Frank Martin

Transversalité chez Marianne Piketty n’est pas un vain mot : derrière une idée directrice (Une marche dans la nuit, la sérénissime Venise, la résistance et la promesse de vie…) mélanger les époques, les esthétiques, les compositeurs (Alex Nante, Vivaldi, Hildegarde de Bingen, Karl Amadeus Hartmann, Philippe Hersant, Locatelli, Lili Boulanger…). "Mettre en perspective pour mieux percevoir, mieux comprendre" est le crédo de la violoniste et de son ensemble Le Concert Idéal.

Ce nouveau disque s’articule autour du superbe Polyptyque de Frank Martin composée en 1973 pour violon seul et deux petits orchestres à cordes, six images de la Passion inspirées du retable de Duccio, chant éperdu entre douleur et apaisement, musique pleine de reliefs et d’équilibres, ce "lyrisme intranquille" comme qualifie Alain Corbellari la musique de Martin.

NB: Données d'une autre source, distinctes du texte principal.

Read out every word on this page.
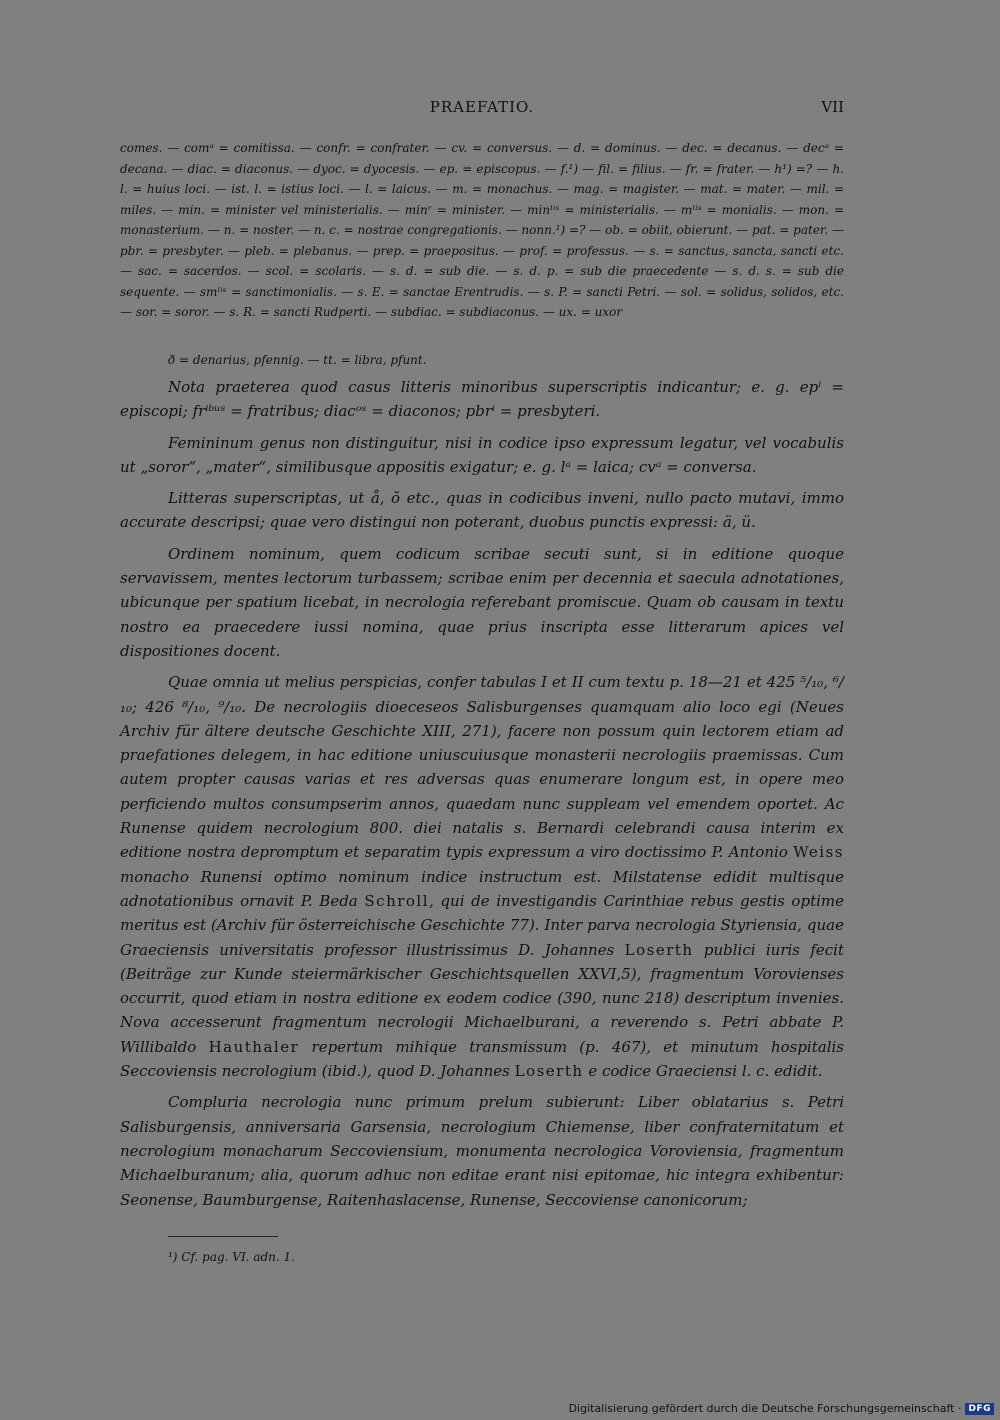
PRAEFATIO.	VII

comes. — comᵃ = comitissa. — confr. = confrater. — cv. = conversus. — d. = dominus. — dec. = decanus. — decᵃ = decana. — diac. = diaconus. — dyoc. = dyocesis. — ep. = episcopus. — f.¹) — fil. = filius. — fr. = frater. — h¹) =? — h. l. = huius loci. — ist. l. = istius loci. — l. = laicus. — m. = monachus. — mag. = magister. — mat. = mater. — mil. = miles. — min. = minister vel ministerialis. — minʳ = minister. — minˡⁱˢ = ministerialis. — mˡⁱˢ = monialis. — mon. = monasterium. — n. = noster. — n. c. = nostrae congregationis. — nonn.¹) =? — ob. = obiit, obierunt. — pat. = pater. — pbr. = presbyter. — pleb. = plebanus. — prep. = praepositus. — prof. = professus. — s. = sanctus, sancta, sancti etc. — sac. = sacerdos. — scol. = scolaris. — s. d. = sub die. — s. d. p. = sub die praecedente — s. d. s. = sub die sequente. — smˡⁱˢ = sanctimonialis. — s. E. = sanctae Erentrudis. — s. P. = sancti Petri. — sol. = solidus, solidos, etc. — sor. = soror. — s. R. = sancti Rudperti. — subdiac. = subdiaconus. — ux. = uxor

ð = denarius, pfennig. — tt. = libra, pfunt.

Nota praeterea quod casus litteris minoribus superscriptis indicantur; e. g. epⁱ = episcopi; frⁱᵇᵘˢ = fratribus; diacᵒˢ = diaconos; pbrⁱ = presbyteri.

Femininum genus non distinguitur, nisi in codice ipso expressum legatur, vel vocabulis ut „soror“, „mater“, similibusque appositis exigatur; e. g. lᵃ = laica; cvᵃ = conversa.

Litteras superscriptas, ut å, ŏ etc., quas in codicibus inveni, nullo pacto mutavi, immo accurate descripsi; quae vero distingui non poterant, duobus punctis expressi: ä, ü.

Ordinem nominum, quem codicum scribae secuti sunt, si in editione quoque servavissem, mentes lectorum turbassem; scribae enim per decennia et saecula adnotationes, ubicunque per spatium licebat, in necrologia referebant promiscue. Quam ob causam in textu nostro ea praecedere iussi nomina, quae prius inscripta esse litterarum apices vel dispositiones docent.

Quae omnia ut melius perspicias, confer tabulas I et II cum textu p. 18—21 et 425 ⁵/₁₀, ⁶/₁₀; 426 ⁸/₁₀, ⁹/₁₀. De necrologiis dioeceseos Salisburgenses quamquam alio loco egi (Neues Archiv für ältere deutsche Geschichte XIII, 271), facere non possum quin lectorem etiam ad praefationes delegem, in hac editione uniuscuiusque monasterii necrologiis praemissas. Cum autem propter causas varias et res adversas quas enumerare longum est, in opere meo perficiendo multos consumpserim annos, quaedam nunc suppleam vel emendem oportet. Ac Runense quidem necrologium 800. diei natalis s. Bernardi celebrandi causa interim ex editione nostra depromptum et separatim typis expressum a viro doctissimo P. Antonio Weiss monacho Runensi optimo nominum indice instructum est. Milstatense edidit multisque adnotationibus ornavit P. Beda Schroll, qui de investigandis Carinthiae rebus gestis optime meritus est (Archiv für österreichische Geschichte 77). Inter parva necrologia Styriensia, quae Graeciensis universitatis professor illustrissimus D. Johannes Loserth publici iuris fecit (Beiträge zur Kunde steiermärkischer Geschichtsquellen XXVI,5), fragmentum Vorovienses occurrit, quod etiam in nostra editione ex eodem codice (390, nunc 218) descriptum invenies. Nova accesserunt fragmentum necrologii Michaelburani, a reverendo s. Petri abbate P. Willibaldo Hauthaler repertum mihique transmissum (p. 467), et minutum hospitalis Seccoviensis necrologium (ibid.), quod D. Johannes Loserth e codice Graeciensi l. c. edidit.

Compluria necrologia nunc primum prelum subierunt: Liber oblatarius s. Petri Salisburgensis, anniversaria Garsensia, necrologium Chiemense, liber confraternitatum et necrologium monacharum Seccoviensium, monumenta necrologica Voroviensia, fragmentum Michaelburanum; alia, quorum adhuc non editae erant nisi epitomae, hic integra exhibentur: Seonense, Baumburgense, Raitenhaslacense, Runense, Seccoviense canonicorum;

¹) Cf. pag. VI. adn. 1.
Digitalisierung gefördert durch die Deutsche Forschungsgemeinschaft · DFG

Pour entrer en dialogue avec la pièce de Frank Martin dépeignant selon Marianne Piketty "la futilité d’une gloire éphémère, désespoir d’une âme perdue, angoisse, violence d’une foule, désarroi et solitude – et ceux que nous pouvons éprouver face au chaos humain que nous traversons. Cette musique d’inspiration sacrée irradiait le quotidien, qui, à son tour la nourrissait" des œuvres de Johann Sebastian Bach (Mein Jesus schweigt extrait de la Passion selon saint Matthieu BWV 244, Passacaille et fugue en ut mineur BWV 582, : Weinen, Klagen, Sorgen, Zagen extrait de la cantate Weinen, Klagen, Sorgen, Zagen BWV 12, Passacaille et fugue en ut mineur BWV 582…), Antonio Lotti (Crucifixus à 10), Antonio Vivaldi (Rogate quae ad pacem sunt extrait du Psaume 121 Laetatus sum RV 827 Sicut erat in principio extrait du Dixit dominus RV 594, Et in terra pax extrait du Gloria RV 588, Crucifixus extrait du Credo RV 592…), Tomás Luis de Victoria : (O magnum mysterium), Nicolas Chédeville (d’après le concerto pour violon RV 316 d’Antonio Vivaldi (1678-1741) : Il Pastor fido, Sonate en sol mineur op. 13 no 6 - Fuga da Capella : Alla breve). Toutes ses pièces, excepté le Polyptyque de Frank Martin sont des transcriptions d’Olivier Fourés.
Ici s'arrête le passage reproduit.